Looking to get in on the ground floor of a new dividend payer? Why not consider Constellation Brands Inc. (STZ). STZ owns a large portfolio of top wine and spirit brands including Robert Mondavi Wines, Manischewitz, Arbor Mist, Svedka, various Canadian whiskey brands and much more. Just this month the board of directors of STZ announced the initiation of a dividend payable to shareholders on May 22, 2015 to stockholders of record as of the close of business on May 8, 2015. Based on this announcement the current yield for STZ is a relatively low 1.02% with a targeted payout ratio of 25% – 30%. The current PE of STZ stands at 31.2 which is well above its five year average of 15.9. It seems that the recent announcement of a dividend initiation has sent share prices running higher and faster than current cash flow. Forward PE looks slightly better at 25.2 but by most measures this stock seems a bit expensive at current prices. Is STZ another dividend aristocrat in the making? Only time will tell.
For an international dividend play in the wine and spirits sector you might want to consider Compania Cervecerias Unidas S.A. (CCU). Based in Santiago, Chile, CCU has operations in Chile, Argentina, Bolivia, Colombia, Paraguay and Uruguay producing, bottling and selling dozens of wine and alcoholic brands as well as non-alcoholic beverages. Currently yielding a decent 2.31% with a moderately low payout ratio of 36.5% based on an EPS of 1.08, CCU has plenty of room to maintain and raise its dividend going forward. Of course, being a company based in Chile, you run the risk of fluctuating dividend payments because of currency conversions and the relative strength and weakness of the Chilean Peso compared to the U.S. dollar. Even with currency fluctuations CCU still maintains a healthy ten year annualized dividend growth rate of 8.19%. From a valuation perspective CCU has a current PE of 20.5 which, like the other companies mentioned earlier is above its five year average of 16.8. Forward PE for this stock is even higher at 36.2. Seems like the entire wine and spirits sector is trading at a premium.

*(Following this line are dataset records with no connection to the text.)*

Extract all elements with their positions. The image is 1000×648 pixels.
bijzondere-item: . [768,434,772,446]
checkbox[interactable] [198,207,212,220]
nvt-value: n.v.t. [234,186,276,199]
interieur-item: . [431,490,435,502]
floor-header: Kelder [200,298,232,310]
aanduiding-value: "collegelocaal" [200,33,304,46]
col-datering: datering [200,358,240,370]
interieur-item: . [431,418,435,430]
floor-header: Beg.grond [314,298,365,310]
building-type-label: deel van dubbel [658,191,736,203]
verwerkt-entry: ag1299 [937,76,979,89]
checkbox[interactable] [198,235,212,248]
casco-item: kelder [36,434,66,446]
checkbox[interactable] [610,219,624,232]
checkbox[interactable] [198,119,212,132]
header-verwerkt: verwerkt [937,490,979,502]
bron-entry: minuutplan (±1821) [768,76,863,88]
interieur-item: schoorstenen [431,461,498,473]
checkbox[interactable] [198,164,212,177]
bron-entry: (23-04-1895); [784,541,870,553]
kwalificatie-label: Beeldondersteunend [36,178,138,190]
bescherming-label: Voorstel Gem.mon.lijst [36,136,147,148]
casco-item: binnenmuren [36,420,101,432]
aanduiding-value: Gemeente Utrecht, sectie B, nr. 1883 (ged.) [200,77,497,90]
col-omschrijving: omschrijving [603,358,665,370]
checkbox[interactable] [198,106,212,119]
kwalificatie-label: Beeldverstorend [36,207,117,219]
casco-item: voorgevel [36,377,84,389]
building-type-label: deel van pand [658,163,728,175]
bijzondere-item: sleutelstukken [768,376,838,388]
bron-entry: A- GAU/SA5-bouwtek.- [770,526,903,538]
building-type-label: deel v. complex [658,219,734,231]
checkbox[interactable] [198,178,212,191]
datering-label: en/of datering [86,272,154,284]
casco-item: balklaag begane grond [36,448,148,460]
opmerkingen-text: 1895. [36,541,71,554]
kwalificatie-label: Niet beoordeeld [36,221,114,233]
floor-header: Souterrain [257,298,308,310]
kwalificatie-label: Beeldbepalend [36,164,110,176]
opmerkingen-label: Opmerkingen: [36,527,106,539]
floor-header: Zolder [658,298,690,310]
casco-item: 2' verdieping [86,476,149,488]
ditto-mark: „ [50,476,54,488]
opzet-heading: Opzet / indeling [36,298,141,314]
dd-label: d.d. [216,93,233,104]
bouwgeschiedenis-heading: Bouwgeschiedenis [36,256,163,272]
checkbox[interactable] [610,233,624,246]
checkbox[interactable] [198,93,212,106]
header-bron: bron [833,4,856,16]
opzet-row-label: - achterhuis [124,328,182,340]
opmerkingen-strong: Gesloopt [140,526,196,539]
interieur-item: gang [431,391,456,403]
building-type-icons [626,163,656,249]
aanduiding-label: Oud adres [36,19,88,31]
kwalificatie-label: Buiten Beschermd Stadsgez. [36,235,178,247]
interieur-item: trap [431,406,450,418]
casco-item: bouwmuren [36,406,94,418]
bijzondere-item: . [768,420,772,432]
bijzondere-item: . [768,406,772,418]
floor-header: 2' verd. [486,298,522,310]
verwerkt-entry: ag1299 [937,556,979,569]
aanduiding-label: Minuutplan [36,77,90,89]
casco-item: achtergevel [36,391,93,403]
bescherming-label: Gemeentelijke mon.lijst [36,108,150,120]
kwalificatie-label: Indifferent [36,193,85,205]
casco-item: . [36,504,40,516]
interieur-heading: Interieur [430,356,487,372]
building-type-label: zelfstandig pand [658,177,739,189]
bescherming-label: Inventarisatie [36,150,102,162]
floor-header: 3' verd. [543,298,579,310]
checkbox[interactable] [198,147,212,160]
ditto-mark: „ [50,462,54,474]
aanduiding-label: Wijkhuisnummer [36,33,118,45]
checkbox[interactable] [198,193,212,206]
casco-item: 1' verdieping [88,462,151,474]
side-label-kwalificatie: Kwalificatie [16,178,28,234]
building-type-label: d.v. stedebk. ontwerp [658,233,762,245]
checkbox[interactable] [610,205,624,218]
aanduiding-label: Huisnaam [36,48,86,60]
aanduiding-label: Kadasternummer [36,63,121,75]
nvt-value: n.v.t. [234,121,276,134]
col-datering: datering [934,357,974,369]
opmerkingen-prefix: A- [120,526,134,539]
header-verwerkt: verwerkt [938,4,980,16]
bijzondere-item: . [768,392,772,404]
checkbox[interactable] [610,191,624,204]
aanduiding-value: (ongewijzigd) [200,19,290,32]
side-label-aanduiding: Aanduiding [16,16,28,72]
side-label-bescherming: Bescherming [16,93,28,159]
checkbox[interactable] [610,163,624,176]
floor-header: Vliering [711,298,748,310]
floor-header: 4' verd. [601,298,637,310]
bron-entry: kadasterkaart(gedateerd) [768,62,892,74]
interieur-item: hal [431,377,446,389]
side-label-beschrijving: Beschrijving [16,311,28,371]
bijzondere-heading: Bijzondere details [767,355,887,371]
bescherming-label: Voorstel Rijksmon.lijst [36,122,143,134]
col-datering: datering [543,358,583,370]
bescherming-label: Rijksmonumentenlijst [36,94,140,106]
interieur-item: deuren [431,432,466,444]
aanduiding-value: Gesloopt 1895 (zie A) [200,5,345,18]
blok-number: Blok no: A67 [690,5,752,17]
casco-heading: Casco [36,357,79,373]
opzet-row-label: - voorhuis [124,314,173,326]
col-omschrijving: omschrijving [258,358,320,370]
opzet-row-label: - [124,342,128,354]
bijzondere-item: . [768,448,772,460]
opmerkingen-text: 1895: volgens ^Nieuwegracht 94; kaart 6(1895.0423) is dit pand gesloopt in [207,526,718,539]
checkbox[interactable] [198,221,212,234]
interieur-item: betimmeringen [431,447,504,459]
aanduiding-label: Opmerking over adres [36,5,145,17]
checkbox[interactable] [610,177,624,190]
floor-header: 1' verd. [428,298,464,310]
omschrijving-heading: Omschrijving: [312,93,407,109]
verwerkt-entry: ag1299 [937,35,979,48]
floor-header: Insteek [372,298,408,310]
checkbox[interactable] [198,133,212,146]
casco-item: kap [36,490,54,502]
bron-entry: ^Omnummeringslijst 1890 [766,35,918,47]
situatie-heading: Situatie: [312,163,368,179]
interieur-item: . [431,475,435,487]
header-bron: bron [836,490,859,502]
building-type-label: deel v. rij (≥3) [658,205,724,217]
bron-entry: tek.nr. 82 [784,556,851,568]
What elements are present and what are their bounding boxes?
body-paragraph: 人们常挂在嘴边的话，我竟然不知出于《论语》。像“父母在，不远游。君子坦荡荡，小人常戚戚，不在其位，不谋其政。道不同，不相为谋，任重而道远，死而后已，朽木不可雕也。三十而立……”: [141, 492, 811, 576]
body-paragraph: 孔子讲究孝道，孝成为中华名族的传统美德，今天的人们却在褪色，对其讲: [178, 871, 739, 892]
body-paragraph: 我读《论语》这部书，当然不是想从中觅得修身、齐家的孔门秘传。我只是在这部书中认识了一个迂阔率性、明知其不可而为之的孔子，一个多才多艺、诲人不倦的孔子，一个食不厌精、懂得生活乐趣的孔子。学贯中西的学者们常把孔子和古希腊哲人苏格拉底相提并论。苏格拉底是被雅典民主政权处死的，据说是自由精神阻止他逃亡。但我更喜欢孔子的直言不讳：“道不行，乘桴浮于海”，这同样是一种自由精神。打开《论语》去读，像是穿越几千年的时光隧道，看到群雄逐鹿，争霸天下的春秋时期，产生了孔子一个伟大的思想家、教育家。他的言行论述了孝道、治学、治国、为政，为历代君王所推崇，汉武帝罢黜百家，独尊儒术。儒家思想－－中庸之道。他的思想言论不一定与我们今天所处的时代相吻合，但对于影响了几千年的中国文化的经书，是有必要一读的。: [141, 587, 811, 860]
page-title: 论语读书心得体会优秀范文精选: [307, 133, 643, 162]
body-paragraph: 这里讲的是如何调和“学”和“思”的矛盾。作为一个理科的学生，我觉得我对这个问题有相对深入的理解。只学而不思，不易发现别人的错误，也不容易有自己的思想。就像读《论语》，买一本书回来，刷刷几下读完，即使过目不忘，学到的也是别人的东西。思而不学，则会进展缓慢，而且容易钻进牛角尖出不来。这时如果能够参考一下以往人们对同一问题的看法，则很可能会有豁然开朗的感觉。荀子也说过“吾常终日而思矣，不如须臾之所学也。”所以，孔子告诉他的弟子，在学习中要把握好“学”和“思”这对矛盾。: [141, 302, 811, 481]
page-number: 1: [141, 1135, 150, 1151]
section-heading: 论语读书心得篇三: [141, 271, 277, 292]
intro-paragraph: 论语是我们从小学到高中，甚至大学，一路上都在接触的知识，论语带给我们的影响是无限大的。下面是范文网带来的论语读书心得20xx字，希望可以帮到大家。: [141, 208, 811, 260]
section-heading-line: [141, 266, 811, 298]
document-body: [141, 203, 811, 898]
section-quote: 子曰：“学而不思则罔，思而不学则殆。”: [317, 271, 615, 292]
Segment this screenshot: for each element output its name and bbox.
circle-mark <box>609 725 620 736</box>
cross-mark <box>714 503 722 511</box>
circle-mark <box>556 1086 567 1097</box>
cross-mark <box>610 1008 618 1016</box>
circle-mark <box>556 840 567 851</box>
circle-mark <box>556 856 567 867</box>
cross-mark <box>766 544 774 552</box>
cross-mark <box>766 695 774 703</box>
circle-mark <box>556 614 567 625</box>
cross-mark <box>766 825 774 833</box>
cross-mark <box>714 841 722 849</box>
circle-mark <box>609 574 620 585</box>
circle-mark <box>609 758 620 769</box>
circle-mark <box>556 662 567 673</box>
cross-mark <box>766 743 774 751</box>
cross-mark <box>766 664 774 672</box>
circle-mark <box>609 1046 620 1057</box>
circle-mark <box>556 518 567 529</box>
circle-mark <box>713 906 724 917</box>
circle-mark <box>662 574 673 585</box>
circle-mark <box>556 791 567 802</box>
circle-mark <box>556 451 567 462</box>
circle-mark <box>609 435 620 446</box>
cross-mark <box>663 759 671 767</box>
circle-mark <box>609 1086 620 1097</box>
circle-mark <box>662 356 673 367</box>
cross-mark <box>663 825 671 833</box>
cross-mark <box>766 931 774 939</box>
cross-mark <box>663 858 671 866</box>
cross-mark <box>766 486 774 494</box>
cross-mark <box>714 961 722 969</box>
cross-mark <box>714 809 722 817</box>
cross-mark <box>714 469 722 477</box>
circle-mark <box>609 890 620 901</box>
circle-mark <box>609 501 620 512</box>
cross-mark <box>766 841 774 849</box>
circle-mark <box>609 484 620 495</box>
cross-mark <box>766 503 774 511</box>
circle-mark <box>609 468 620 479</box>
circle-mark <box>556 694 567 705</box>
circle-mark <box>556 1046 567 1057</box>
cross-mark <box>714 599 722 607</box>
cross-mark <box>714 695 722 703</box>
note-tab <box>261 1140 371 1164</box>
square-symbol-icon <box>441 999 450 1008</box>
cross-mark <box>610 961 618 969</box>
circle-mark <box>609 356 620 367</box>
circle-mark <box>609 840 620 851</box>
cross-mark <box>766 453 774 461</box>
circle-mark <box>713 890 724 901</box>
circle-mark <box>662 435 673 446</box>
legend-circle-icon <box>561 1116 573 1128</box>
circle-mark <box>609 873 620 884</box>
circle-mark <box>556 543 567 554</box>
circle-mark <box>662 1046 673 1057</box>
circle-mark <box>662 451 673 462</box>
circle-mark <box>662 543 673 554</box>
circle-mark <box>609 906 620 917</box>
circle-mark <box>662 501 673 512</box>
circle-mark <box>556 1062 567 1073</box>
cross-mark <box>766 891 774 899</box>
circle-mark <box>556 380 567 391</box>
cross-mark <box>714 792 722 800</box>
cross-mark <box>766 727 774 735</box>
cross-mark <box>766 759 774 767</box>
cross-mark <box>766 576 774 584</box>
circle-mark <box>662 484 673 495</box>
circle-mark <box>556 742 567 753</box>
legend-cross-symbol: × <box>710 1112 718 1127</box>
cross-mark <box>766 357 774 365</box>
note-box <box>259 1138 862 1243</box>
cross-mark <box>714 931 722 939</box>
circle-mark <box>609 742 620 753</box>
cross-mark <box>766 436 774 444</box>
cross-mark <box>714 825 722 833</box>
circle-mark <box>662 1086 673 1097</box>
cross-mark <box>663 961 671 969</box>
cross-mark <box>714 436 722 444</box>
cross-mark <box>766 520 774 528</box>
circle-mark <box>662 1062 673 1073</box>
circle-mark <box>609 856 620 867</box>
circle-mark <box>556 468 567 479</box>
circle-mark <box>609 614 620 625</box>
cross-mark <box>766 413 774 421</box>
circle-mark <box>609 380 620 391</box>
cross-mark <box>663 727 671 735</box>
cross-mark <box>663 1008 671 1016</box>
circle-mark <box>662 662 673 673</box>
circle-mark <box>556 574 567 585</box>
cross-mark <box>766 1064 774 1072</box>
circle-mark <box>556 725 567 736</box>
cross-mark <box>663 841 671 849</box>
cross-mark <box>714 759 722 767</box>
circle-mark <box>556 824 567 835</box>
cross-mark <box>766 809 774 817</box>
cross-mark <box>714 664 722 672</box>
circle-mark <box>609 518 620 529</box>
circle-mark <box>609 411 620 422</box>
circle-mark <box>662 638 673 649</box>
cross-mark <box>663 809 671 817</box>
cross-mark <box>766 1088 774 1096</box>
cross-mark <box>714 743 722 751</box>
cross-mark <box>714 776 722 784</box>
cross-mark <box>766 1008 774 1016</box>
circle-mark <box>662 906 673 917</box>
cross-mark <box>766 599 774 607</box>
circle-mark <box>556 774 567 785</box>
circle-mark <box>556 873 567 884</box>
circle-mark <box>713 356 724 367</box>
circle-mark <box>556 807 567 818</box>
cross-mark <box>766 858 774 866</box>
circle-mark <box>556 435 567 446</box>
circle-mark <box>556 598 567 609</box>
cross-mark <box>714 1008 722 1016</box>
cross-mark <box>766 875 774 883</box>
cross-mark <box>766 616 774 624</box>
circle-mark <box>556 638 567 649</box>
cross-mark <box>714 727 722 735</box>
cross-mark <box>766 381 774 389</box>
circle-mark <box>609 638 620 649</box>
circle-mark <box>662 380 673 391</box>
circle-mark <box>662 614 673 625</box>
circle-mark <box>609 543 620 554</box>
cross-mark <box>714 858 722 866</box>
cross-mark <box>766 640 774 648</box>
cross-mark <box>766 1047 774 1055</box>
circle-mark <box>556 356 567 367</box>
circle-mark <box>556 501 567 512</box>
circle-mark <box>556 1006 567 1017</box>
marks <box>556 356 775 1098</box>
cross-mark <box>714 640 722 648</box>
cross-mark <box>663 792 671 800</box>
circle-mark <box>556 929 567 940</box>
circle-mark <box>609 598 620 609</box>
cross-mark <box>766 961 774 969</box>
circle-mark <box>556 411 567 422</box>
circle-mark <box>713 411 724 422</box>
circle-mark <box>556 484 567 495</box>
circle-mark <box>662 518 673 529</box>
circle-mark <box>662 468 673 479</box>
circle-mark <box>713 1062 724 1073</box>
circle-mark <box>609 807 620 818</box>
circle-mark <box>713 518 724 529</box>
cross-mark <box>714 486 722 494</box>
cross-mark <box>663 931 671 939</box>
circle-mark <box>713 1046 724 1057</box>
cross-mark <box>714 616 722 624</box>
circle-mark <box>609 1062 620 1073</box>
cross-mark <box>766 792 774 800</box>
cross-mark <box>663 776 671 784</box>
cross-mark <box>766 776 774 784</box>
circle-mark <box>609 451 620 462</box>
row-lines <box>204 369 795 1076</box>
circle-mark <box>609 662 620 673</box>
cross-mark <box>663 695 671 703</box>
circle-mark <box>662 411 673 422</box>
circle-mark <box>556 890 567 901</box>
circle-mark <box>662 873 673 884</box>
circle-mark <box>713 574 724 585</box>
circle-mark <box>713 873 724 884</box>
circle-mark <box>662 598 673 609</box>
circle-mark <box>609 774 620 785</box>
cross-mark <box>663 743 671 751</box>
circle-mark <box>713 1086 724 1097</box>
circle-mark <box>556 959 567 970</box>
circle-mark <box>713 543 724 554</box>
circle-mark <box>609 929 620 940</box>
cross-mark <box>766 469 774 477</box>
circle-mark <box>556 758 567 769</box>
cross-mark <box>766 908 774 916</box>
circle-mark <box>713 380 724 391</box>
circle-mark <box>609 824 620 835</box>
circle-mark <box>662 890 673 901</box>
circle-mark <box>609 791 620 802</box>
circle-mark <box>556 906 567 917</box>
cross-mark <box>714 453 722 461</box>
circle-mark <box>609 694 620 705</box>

Finally, one of the most popular wine and spirits dividend stock that really needs no introduction, as it’s stable of brands is beyond impressive, Diageo plc (DEO). Finding its way into most dividend growth portfolios, DEO controls many iconic brands which include Johnnie Walker, Crown Royal, J&B, Baileys, Smirnoff, Captain Morgan, Guinness, Tanqueray, Cîroc, Ketel One vodka, and Don Julio among many others. Based in London, U.K., DEO has a healthy current yield of 2.94% with a moderate payout ratio of 62.0% based on an EPS of 5.42. Being an international dividend play, DEO, like CCU has a currency risk when it comes to dividend distributions as a stronger U.S. dollar can impact dividend payments. That being said, DEO still has a stellar record of increasing dividends and has proven to be a solid payer even during the financial crisis several years ago. The ten year annualized dividend growth rate of DEO is a respectable 7.0%. The current PE of DEO stands at 24.6 which is above its five year average of 19.1. Forward PE for this stock is even higher at 77.8.
Clearly the wine and spirits sector has some interesting dividend plays that can no doubt add an additional layer of diversification to your dividend growth portfolio along with added stability as this sector tends to be very recession resistant.
Are any of the companies mentioned above in your dividend portfolio? Please let me know below.